Job jokes
Why did the rapper become a locksmith?
Because he always had the KEYS!
Why did the terrorists crash?
They were doing the job they loved but not getting paid.
Lol.
Therapists are rapists in disguise, because "the rapist".
Why didn’t the construction worker build a bridge?
He was scared to get across.
Tesco's slogan is "Every little helps."
Well, their bag did a wonderful job on suffocating my wife.
Memes
Why didn't the 6th of Jan go well? Cause the shitty Trump supporters didn't carry out the damn job correctly and let the president down. Also, hang Mike Pence!
I was being interviewed by Elon Musk. He asked, "Where are you from?" and I said Portugal. He replied, "So you are a fellow countryman of a Pen merchant whose freekick ball broke my rover on Mars. Get out!!" Tears ran down my face. Shame on you, Penaldo, for costing me my dream job!
I asked my dad what his previous job was. He said: "I was a post until I met your mother."
What time is it when a rooster sits on a fence? Morning.
What time is it when an elephant sits on a fence? Time to get a new fence.
What time is it when a lawyer sits on the fence? Time for an elephant to sit on the fence.
What did an orange say the day before going to work?
"Back to the rind!"
I think I might apply for a job cleaning mirrors.
It’s a job I can see myself doing.
At work: Hey guys, I'm gonna Arnold clock out now.
Kenny's dick is so small that instead of giving him a handjob, I gave him a thumb and forefinger job.
My manager told me to have a good day. So I didn't go into work.
What’s worse than getting a job at McDonald’s?
Not getting the job at McDonald’s.
I went to an interview and my future boss said, "Hi, my name is Watt Niseto, meet you."

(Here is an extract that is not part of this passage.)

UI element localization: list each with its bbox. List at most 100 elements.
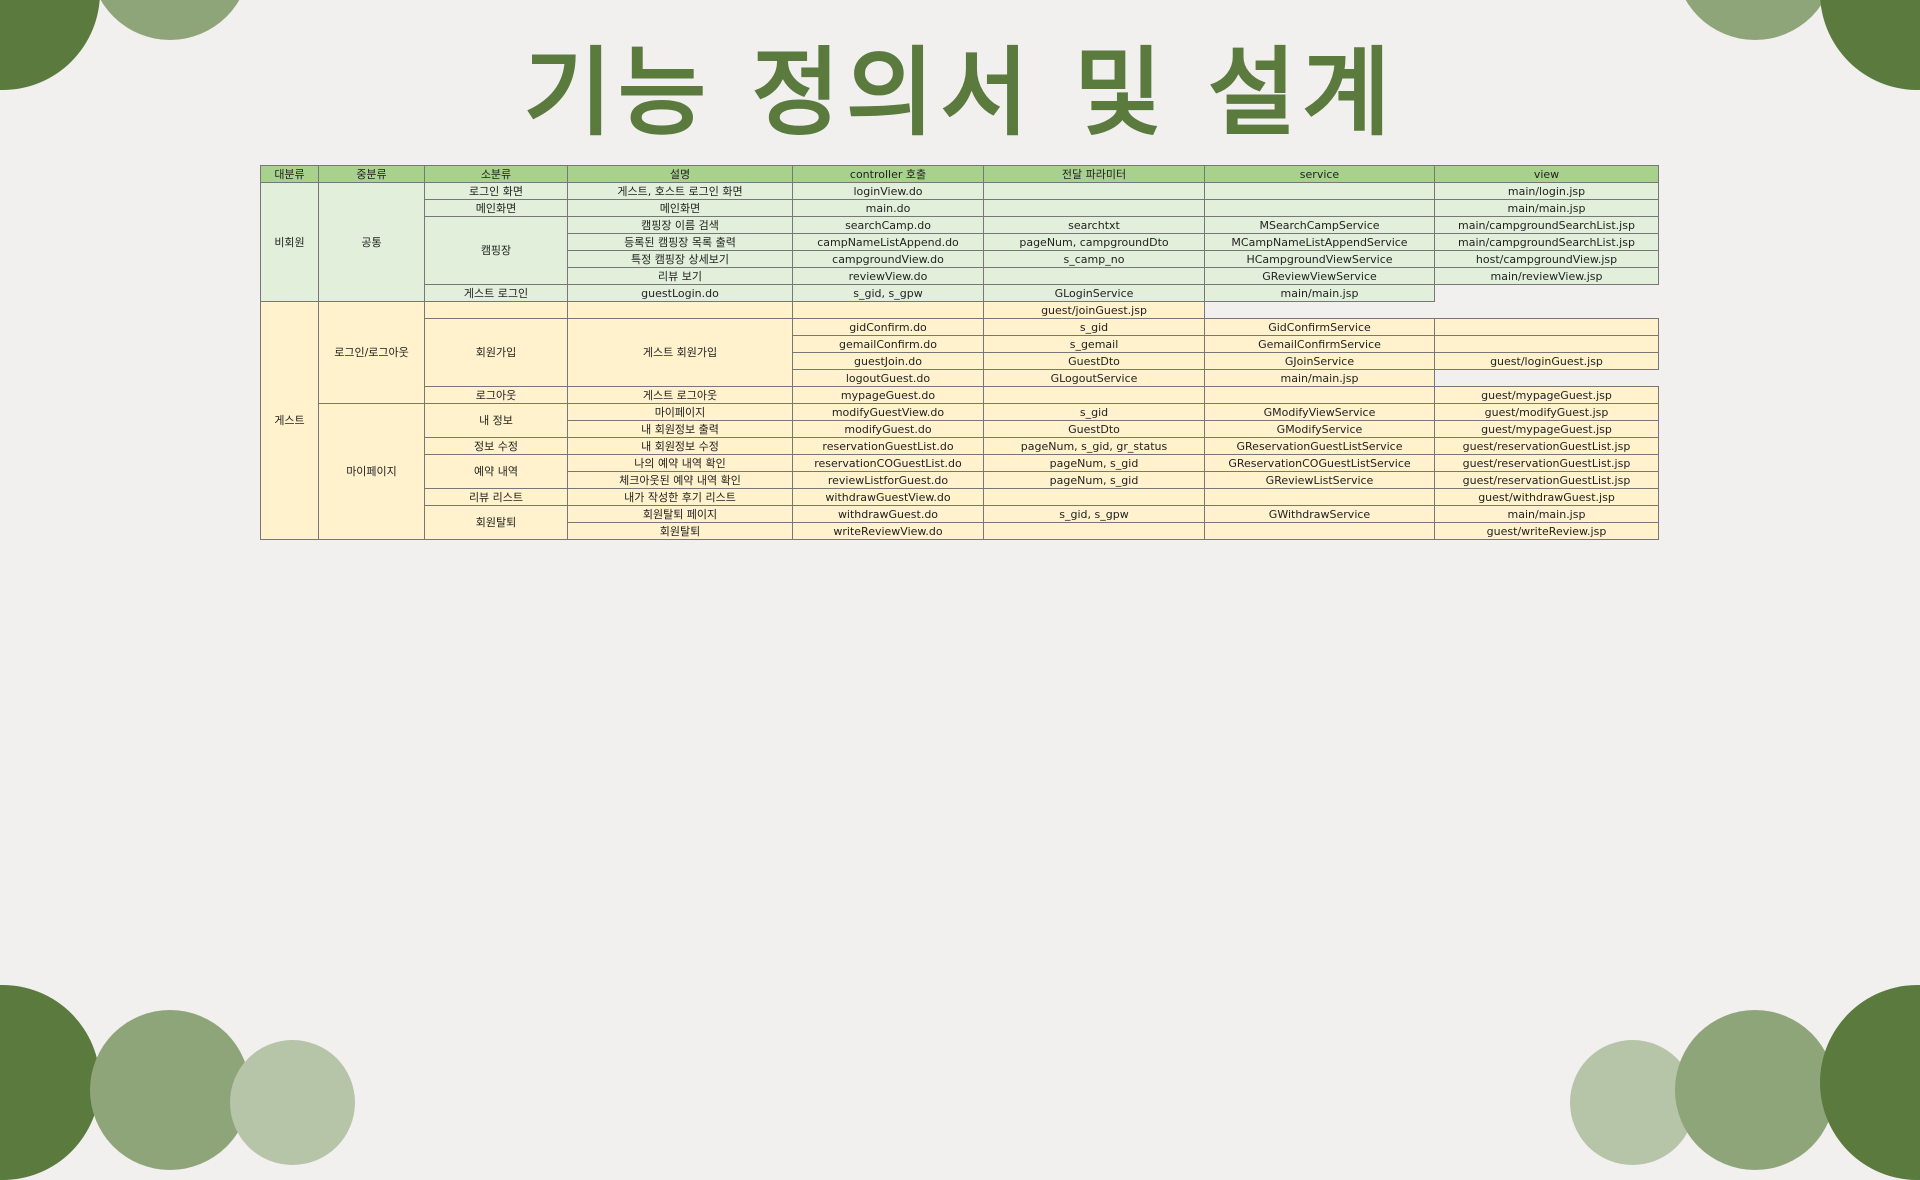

Then said, "WHAT IS UR NAME?" He then said,
"What is not my name, Watt is." So I replied, "Ugh fine, I guess I'll call you Wha." Then he said, "Wha I not my name."

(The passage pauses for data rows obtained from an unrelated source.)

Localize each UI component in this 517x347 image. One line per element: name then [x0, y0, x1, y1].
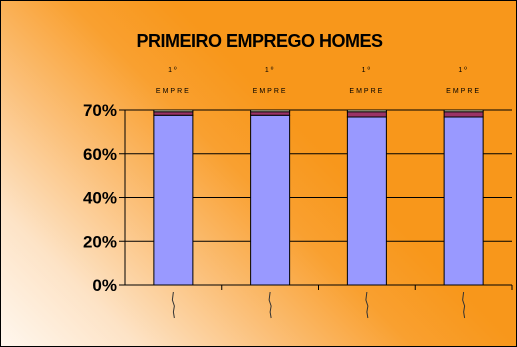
bar-segment-2	[346, 111, 387, 118]
x-category-label	[268, 291, 272, 319]
y-tick-label: 60%	[83, 145, 117, 164]
bar-top-label-line1: 1º	[458, 67, 468, 74]
x-category-label	[171, 291, 175, 319]
bar-segment-3	[443, 109, 484, 113]
bar-top-label-line1: 1º	[265, 67, 275, 74]
bar-segment-1	[443, 116, 484, 286]
bar-segment-2	[153, 111, 194, 116]
bar-segment-3	[346, 109, 387, 113]
x-category-label	[365, 291, 369, 319]
bar-top-label-line2: EMPRE	[349, 88, 384, 95]
bar-segment-1	[250, 114, 291, 286]
bar-top-label-line2: EMPRE	[446, 88, 481, 95]
y-tick-label: 0%	[92, 276, 117, 295]
y-tick-label: 70%	[83, 101, 117, 120]
x-category-label	[462, 291, 466, 319]
bar-segment-1	[346, 116, 387, 286]
bar-top-label-line2: EMPRE	[253, 88, 288, 95]
bar-segment-3	[153, 109, 194, 113]
bar-segment-2	[443, 111, 484, 118]
y-tick-label: 20%	[83, 232, 117, 251]
bar-top-label-line2: EMPRE	[156, 88, 191, 95]
chart-title: PRIMEIRO EMPREGO HOMES	[136, 31, 383, 51]
bar-segment-2	[250, 111, 291, 116]
bar-segment-1	[153, 114, 194, 286]
y-tick-label: 40%	[83, 189, 117, 208]
bar-top-label-line1: 1º	[362, 67, 372, 74]
bar-top-label-line1: 1º	[168, 67, 178, 74]
bar-segment-3	[250, 109, 291, 113]
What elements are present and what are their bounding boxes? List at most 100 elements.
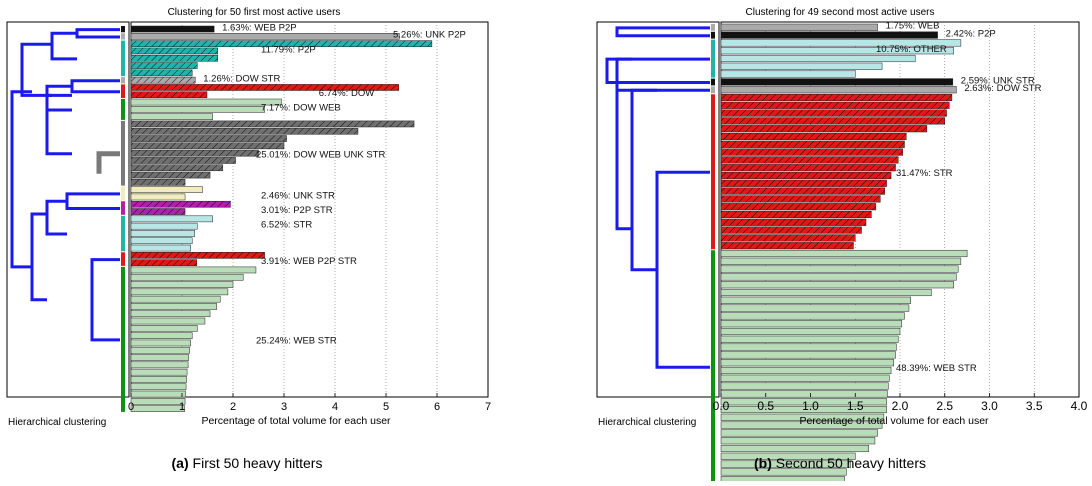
panel-b-bars: [720, 23, 968, 484]
bar-6-52-str-4: [130, 237, 193, 245]
bar-48-39-web-str-27: [720, 452, 856, 460]
panel-a-caption-prefix: (a): [172, 455, 189, 471]
bar-48-39-web-str-28: [720, 460, 852, 468]
bar-1-63-web-p2p-1: [130, 25, 215, 33]
bar-48-39-web-str-29: [720, 468, 847, 476]
cluster-label-2-46-unk-str: 2.46%: UNK STR: [261, 190, 335, 201]
bar-25-24-web-str-4: [130, 288, 229, 296]
panel-b-dendrogram-label: Hierarchical clustering: [598, 417, 696, 428]
bar-hatch: [131, 84, 399, 91]
bar-hatch: [721, 219, 866, 226]
cluster-label-31-47-str: 31.47%: STR: [896, 168, 953, 179]
x-tick-label: 0.0: [713, 399, 730, 413]
bar-48-39-web-str-14: [720, 351, 896, 359]
bar-hatch: [721, 226, 862, 234]
bar-25-24-web-str-13: [130, 354, 189, 361]
cluster-label-2-63-dow-str: 2.63%: DOW STR: [964, 83, 1041, 94]
bar-48-39-web-str-16: [720, 366, 892, 375]
bar-hatch: [131, 157, 236, 164]
bar-6-52-str-5: [130, 244, 191, 252]
panel-b-x-axis-label: Percentage of total volume for each user: [799, 415, 989, 427]
bar-hatch: [721, 187, 885, 195]
bar-25-24-web-str-1: [130, 266, 257, 274]
bar-hatch: [131, 201, 231, 208]
dendrogram-link: [45, 84, 72, 112]
dendrogram-link: [30, 212, 47, 302]
panel-a-dendrogram-label: Hierarchical clustering: [8, 417, 106, 428]
dendrogram-link: [655, 170, 710, 369]
bar-25-24-web-str-16: [130, 376, 187, 383]
cluster-label-11-79-p2p: 11.79%: P2P: [261, 44, 316, 55]
bar-7-17-dow-web-3: [130, 113, 213, 120]
bar-48-39-web-str-21: [720, 405, 887, 414]
bar-25-24-web-str-20: [130, 405, 185, 412]
panel-a-x-axis-label: Percentage of total volume for each user: [201, 415, 391, 427]
bar-hatch: [721, 109, 947, 117]
bar-6-52-str-1: [130, 215, 213, 223]
bar-hatch: [721, 242, 854, 249]
cluster-label-2-42-p2p: 2.42%: P2P: [946, 28, 996, 39]
x-tick-label: 2.5: [936, 399, 953, 413]
bar-hatch: [721, 141, 905, 148]
bar-25-24-web-str-12: [130, 346, 190, 354]
x-tick-label: 2.0: [892, 399, 909, 413]
bar-48-39-web-str-20: [720, 398, 887, 406]
dendrogram-link: [615, 57, 632, 231]
bar-10-75-other-2: [720, 47, 954, 55]
bar-10-75-other-3: [720, 54, 916, 63]
bar-48-39-web-str-9: [720, 312, 905, 320]
panel-b-dendrogram: [605, 24, 715, 484]
bar-48-39-web-str-22: [720, 413, 885, 421]
bar-25-24-web-str-14: [130, 361, 189, 369]
bar-hatch: [721, 195, 881, 203]
bar-48-39-web-str-30: [720, 476, 845, 484]
x-tick-label: 5: [383, 401, 389, 413]
bar-hatch: [131, 62, 198, 69]
bar-hatch: [131, 128, 358, 135]
bar-48-39-web-str-6: [720, 288, 932, 297]
bar-48-39-web-str-4: [720, 273, 957, 281]
bar-hatch: [721, 172, 892, 179]
bar-6-52-str-2: [130, 222, 198, 230]
bar-25-24-web-str-9: [130, 325, 198, 332]
panel-b-cluster-labels: 1.75%: WEB 2.42%: P2P 10.75%: OTHER 2.59%: …: [876, 21, 1042, 374]
bar-48-39-web-str-24: [720, 429, 878, 437]
bar-hatch: [721, 148, 903, 156]
bar-hatch: [131, 164, 223, 171]
bar-25-24-web-str-3: [130, 281, 234, 288]
bar-2-59-unk-str-1: [720, 78, 954, 86]
bar-48-39-web-str-23: [720, 421, 883, 429]
cluster-label-1-75-web: 1.75%: WEB: [886, 21, 940, 32]
bar-25-24-web-str-8: [130, 317, 206, 325]
bar-10-75-other-1: [720, 39, 962, 47]
bar-hatch: [131, 179, 186, 186]
bar-2-42-p2p-1: [720, 31, 938, 39]
bar-hatch: [721, 203, 876, 210]
panel-b-x-ticks: 0.0 0.5 1.0 1.5 2.0 2.5 3.0 3.5 4.0: [713, 393, 1088, 413]
bar-hatch: [131, 40, 432, 47]
bar-hatch: [721, 125, 927, 132]
dendrogram-link: [45, 199, 67, 236]
panel-b-caption: (b) Second 50 heavy hitters: [754, 455, 926, 471]
bar-6-52-str-3: [130, 230, 195, 237]
bar-hatch: [721, 117, 945, 125]
x-tick-label: 3.0: [981, 399, 998, 413]
bar-48-39-web-str-2: [720, 257, 962, 265]
x-tick-label: 1.5: [847, 399, 864, 413]
bar-48-39-web-str-18: [720, 382, 889, 390]
bar-hatch: [131, 120, 415, 127]
x-tick-label: 0: [128, 401, 134, 413]
bar-25-24-web-str-11: [130, 339, 191, 347]
bar-hatch: [131, 252, 265, 259]
bar-hatch: [721, 164, 896, 171]
cluster-label-1-63-web-p2p: 1.63%: WEB P2P: [222, 22, 296, 33]
x-tick-label: 3.5: [1026, 399, 1043, 413]
bar-48-39-web-str-25: [720, 437, 876, 445]
bar-48-39-web-str-1: [720, 249, 968, 258]
bar-hatch: [721, 133, 907, 140]
bar-hatch: [721, 234, 856, 242]
cluster-label-25-24-web-str: 25.24%: WEB STR: [256, 336, 337, 347]
bar-25-24-web-str-19: [130, 398, 186, 405]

And then I said, "Ugh fine, my name is Will Knott." He then replied, "Hi Will Not."
UGHHHHHHH TODAY WAS TERRIBLE! My wife got hit by a bus!!! And I lost my job as a bus driver!
What’s long and black?
The line at the unemployment office.
Why didn't the sun get a job? Seriously, I have no idea why. Help me!
Did you know toilets, while you're at work, eat your toilet paper?